Glycosylated Hemoglobin and Cognitive Impairment in Patients at a Memory Clinic

Jana Binder, Agnies Marczak and Georg Adler

Institut für Studien zur Psychischen Gesundheit (ISPG), Mannheim, Germany

*Corresponding author: Prof. Georg Adler, Institut für Studien zur Psychischen Gesundheit, Richard-Wagner-Str. 2, 68165 Mannheim, Germany, Tel: +49-621-4004-6190, Fax: +49-621-4004-6191, E-mail: adler@ispg-mannheim.de

Received: June 13, 2017 | Accepted: November 01, 2017 | Published: November 03, 2017

Citation: Binder J, Marczak A, Adler G (2017) Glycosylated Hemoglobin and Cognitive Impairment in Patients at a Memory Clinic in Patients at a Memory Clinic. Int J Neurol Neurother 4:069. doi.org/10.23937/2378-3001/1410069

Copyright: © 2017 Binder J, et al.
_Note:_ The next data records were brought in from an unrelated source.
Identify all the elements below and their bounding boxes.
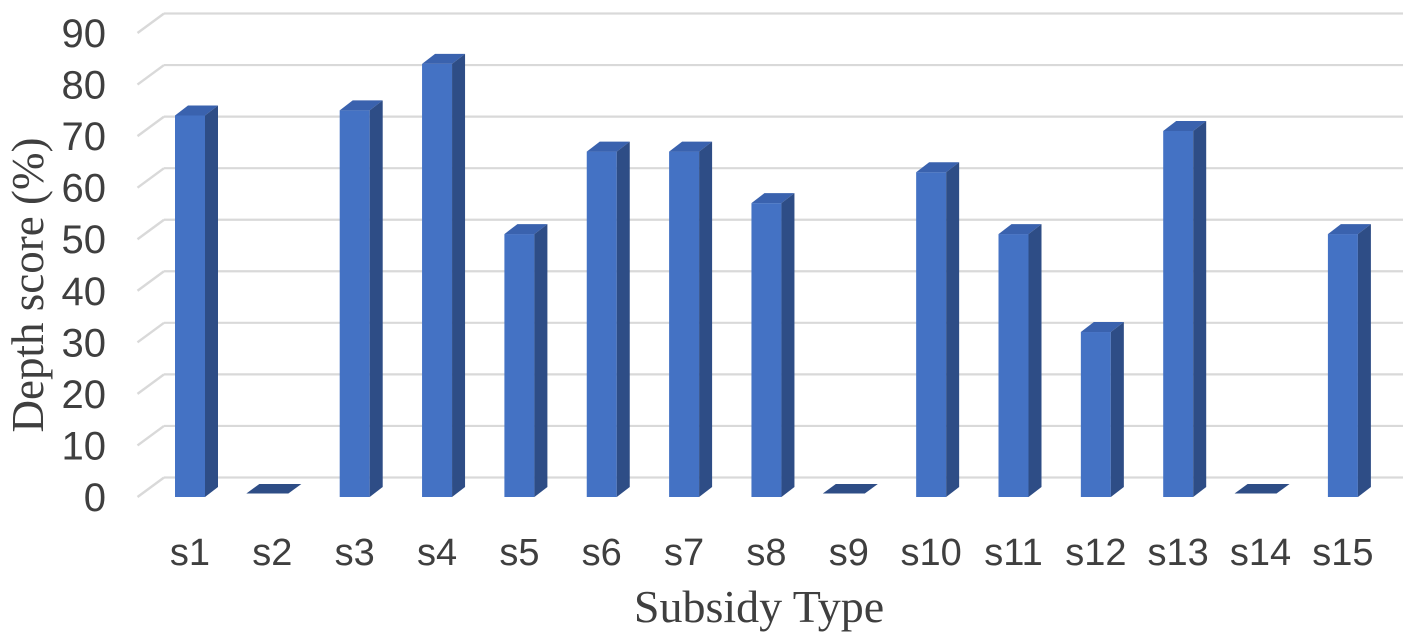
- bar-top-face-s3: [339, 100, 383, 111]
- x-category-label-s14: s14: [1230, 532, 1291, 574]
- bar-s12: [1080, 332, 1111, 497]
- bar-s10: [916, 172, 947, 497]
- bar-side-face-s7: [699, 141, 713, 498]
- tick-diagonal-80: [136, 64, 165, 86]
- y-tick-label-80: 80: [62, 64, 107, 108]
- bar-s3: [339, 110, 370, 497]
- bar-side-face-s4: [452, 53, 466, 497]
- x-category-label-s15: s15: [1312, 532, 1373, 574]
- x-category-label-s8: s8: [746, 532, 786, 574]
- tick-diagonal-10: [136, 424, 165, 447]
- bar-side-face-s10: [946, 162, 960, 497]
- bar-side-face-s12: [1110, 322, 1124, 497]
- tick-diagonal-90: [136, 12, 165, 34]
- bar-top-face-s4: [422, 53, 466, 64]
- y-tick-label-70: 70: [62, 115, 107, 159]
- bar-top-face-s10: [916, 162, 960, 173]
- bar-top-face-s15: [1327, 224, 1371, 235]
- y-tick-label-60: 60: [62, 167, 107, 211]
- y-tick-label-40: 40: [62, 270, 107, 314]
- bar-s15: [1327, 234, 1358, 498]
- bar-top-face-s6: [586, 141, 630, 152]
- x-axis-title: Subsidy Type: [633, 581, 885, 632]
- x-category-label-s6: s6: [582, 532, 622, 574]
- x-category-label-s4: s4: [417, 532, 457, 574]
- x-category-label-s5: s5: [499, 532, 539, 574]
- x-category-label-s1: s1: [170, 532, 210, 574]
- y-tick-label-50: 50: [62, 218, 107, 262]
- bar-s4: [422, 63, 453, 497]
- bar-top-face-s11: [998, 224, 1042, 235]
- bar-side-face-s15: [1357, 224, 1371, 498]
- tick-diagonal-60: [136, 167, 165, 189]
- tick-diagonal-20: [136, 373, 165, 395]
- bar-top-face-s5: [504, 224, 548, 235]
- bar-side-face-s6: [616, 141, 630, 498]
- bar-top-face-s1: [175, 105, 218, 116]
- x-category-label-s11: s11: [984, 532, 1042, 574]
- bar-side-face-s11: [1028, 224, 1042, 498]
- bar-top-face-s13: [1163, 120, 1207, 131]
- bar-s9: [822, 484, 878, 494]
- y-tick-label-10: 10: [62, 424, 107, 468]
- tick-diagonal-50: [136, 218, 165, 241]
- y-tick-label-30: 30: [62, 321, 107, 365]
- tick-diagonal-70: [136, 115, 165, 138]
- bar-side-face-s13: [1193, 120, 1207, 497]
- y-axis-title: Depth score (%): [3, 137, 53, 433]
- bar-s5: [504, 234, 535, 498]
- bar-side-face-s5: [534, 224, 548, 498]
- y-tick-label-90: 90: [62, 12, 107, 56]
- tick-diagonal-40: [136, 270, 165, 292]
- bar-top-face-s12: [1080, 322, 1124, 333]
- bar-s2: [246, 484, 302, 494]
- x-category-label-s7: s7: [664, 532, 704, 574]
- x-category-label-s13: s13: [1148, 532, 1209, 574]
- y-tick-label-20: 20: [62, 373, 107, 417]
- bar-top-face-s7: [669, 141, 713, 152]
- y-tick-label-0: 0: [84, 476, 106, 520]
- bar-s11: [998, 234, 1029, 498]
- bar-s13: [1163, 130, 1194, 497]
- bar-top-face-s8: [751, 193, 795, 204]
- bar-s8: [751, 203, 782, 497]
- bar-s6: [586, 151, 617, 498]
- bar-side-face-s3: [369, 100, 383, 497]
- tick-diagonal-30: [136, 321, 165, 344]
- x-category-label-s2: s2: [252, 532, 292, 574]
- x-category-label-s3: s3: [335, 532, 375, 574]
- bar-s1: [175, 115, 205, 497]
- bar-s14: [1234, 484, 1290, 494]
- x-category-label-s10: s10: [901, 532, 962, 574]
- bar-side-face-s1: [205, 105, 218, 497]
- bar-side-face-s8: [781, 193, 795, 497]
- x-category-label-s9: s9: [829, 532, 869, 574]
- bar-s7: [669, 151, 700, 498]
- tick-diagonal-0: [136, 476, 165, 498]
- x-category-label-s12: s12: [1065, 532, 1126, 574]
This is an open-access article distributed under the terms of the Creative Commons Attribution License, which permits unrestricted use, distribution, and reproduction in any medium, provided the original author and source are credited.



Hyperglycemia and type 2 diabetes mellitus have been shown to have a negative impact on cognitive performance in older adults. In order to assess the relevance of this effect in memory clinic patients, we examined the relationship between hyperglycemia and cognition in an unselected out-patient sample.
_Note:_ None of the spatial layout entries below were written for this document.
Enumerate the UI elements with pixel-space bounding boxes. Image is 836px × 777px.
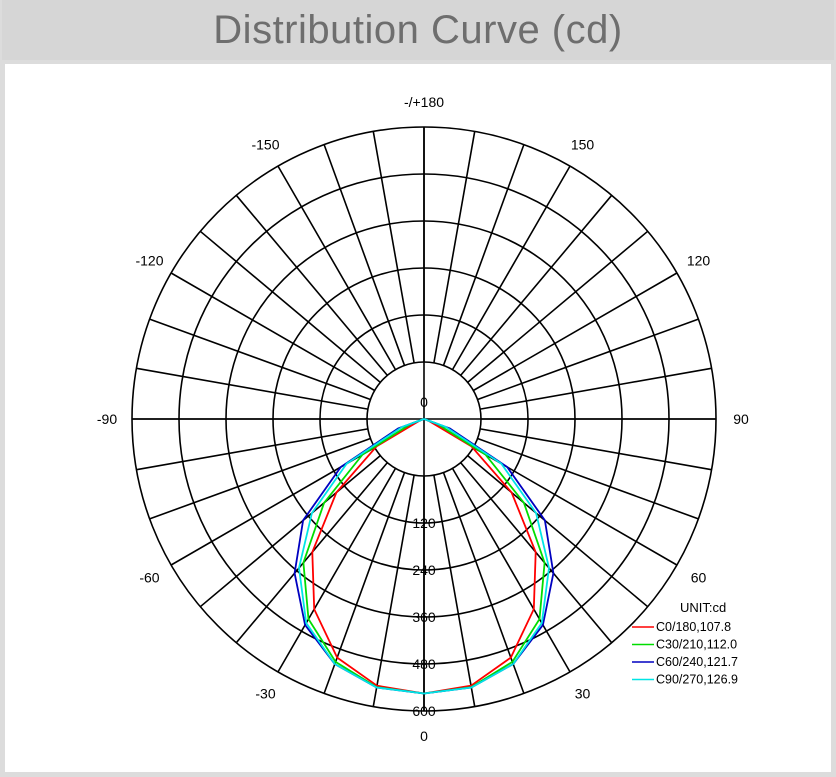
grid-spoke [235, 194, 388, 376]
grid-spoke [433, 131, 476, 364]
grid-spoke [170, 272, 376, 392]
angle-label: -60 [139, 570, 159, 586]
legend-entry: C0/180,107.8 [656, 620, 731, 634]
grid-spoke [477, 318, 699, 401]
angle-label: 150 [571, 136, 595, 152]
grid-spoke [149, 318, 371, 401]
title-bar: Distribution Curve (cd) [2, 0, 834, 60]
angle-label: -90 [97, 411, 117, 427]
legend-entry: C60/240,121.7 [656, 655, 738, 669]
grid-spoke [442, 144, 525, 366]
angle-label: -120 [135, 253, 163, 269]
grid-spoke [136, 367, 369, 410]
radial-tick-label: 0 [420, 394, 428, 410]
grid-spoke [323, 144, 406, 366]
grid-spoke [467, 230, 649, 383]
radial-tick-label: 360 [412, 609, 436, 625]
grid-spoke [277, 165, 397, 371]
series-line-3 [298, 418, 550, 695]
grid-spoke [467, 455, 649, 608]
plot-area [5, 64, 831, 772]
grid-spoke [149, 437, 371, 520]
grid-spoke [460, 194, 613, 376]
chart-title: Distribution Curve (cd) [213, 7, 623, 52]
legend-entry: C90/270,126.9 [656, 673, 738, 687]
grid-spoke [433, 474, 476, 707]
grid-spoke [472, 272, 678, 392]
grid-spoke [451, 467, 571, 673]
grid-spoke [442, 472, 525, 694]
angle-label: -/+180 [404, 94, 444, 110]
grid-spoke [199, 455, 381, 608]
grid-spoke [477, 437, 699, 520]
grid-spoke [479, 428, 712, 471]
angle-label: -150 [251, 136, 279, 152]
radial-tick-label: 480 [412, 656, 436, 672]
grid-spoke [136, 428, 369, 471]
radial-tick-label: 120 [412, 515, 436, 531]
grid-spoke [479, 367, 712, 410]
radial-tick-label: 240 [412, 562, 436, 578]
radial-tick-label: 600 [412, 703, 436, 719]
angle-label: 0 [420, 728, 428, 744]
grid-spoke [372, 474, 415, 707]
grid-spoke [451, 165, 571, 371]
grid-spoke [199, 230, 381, 383]
angle-label: -30 [255, 686, 275, 702]
grid-spoke [372, 131, 415, 364]
angle-label: 120 [687, 253, 711, 269]
grid-spoke [277, 467, 397, 673]
angle-label: 60 [691, 570, 707, 586]
angle-label: 90 [733, 411, 749, 427]
angle-label: 30 [575, 686, 591, 702]
unit-label: UNIT:cd [680, 600, 726, 615]
grid-spoke [323, 472, 406, 694]
legend-entry: C30/210,112.0 [656, 638, 737, 652]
In a cross-sectional study in memory clinic patients, glycosylated hemoglobin (HbA1c) was determined and related to cognitive performance, subjective memory impairment, and self-perceived cognitive blackouts.


The frequency of mild cognitive impairment or mild dementia of the Alzheimer type was increased 1.7-fold in subjects with hyperglycemia. The HbA1c value was negatively correlated with global cognitive performance as well as with orientation, short-term memory and visuospatial capabilities. The frequency of cognitive blackouts was positively correlated with HbA1c levels and it was increased in hyperglycemic subjects.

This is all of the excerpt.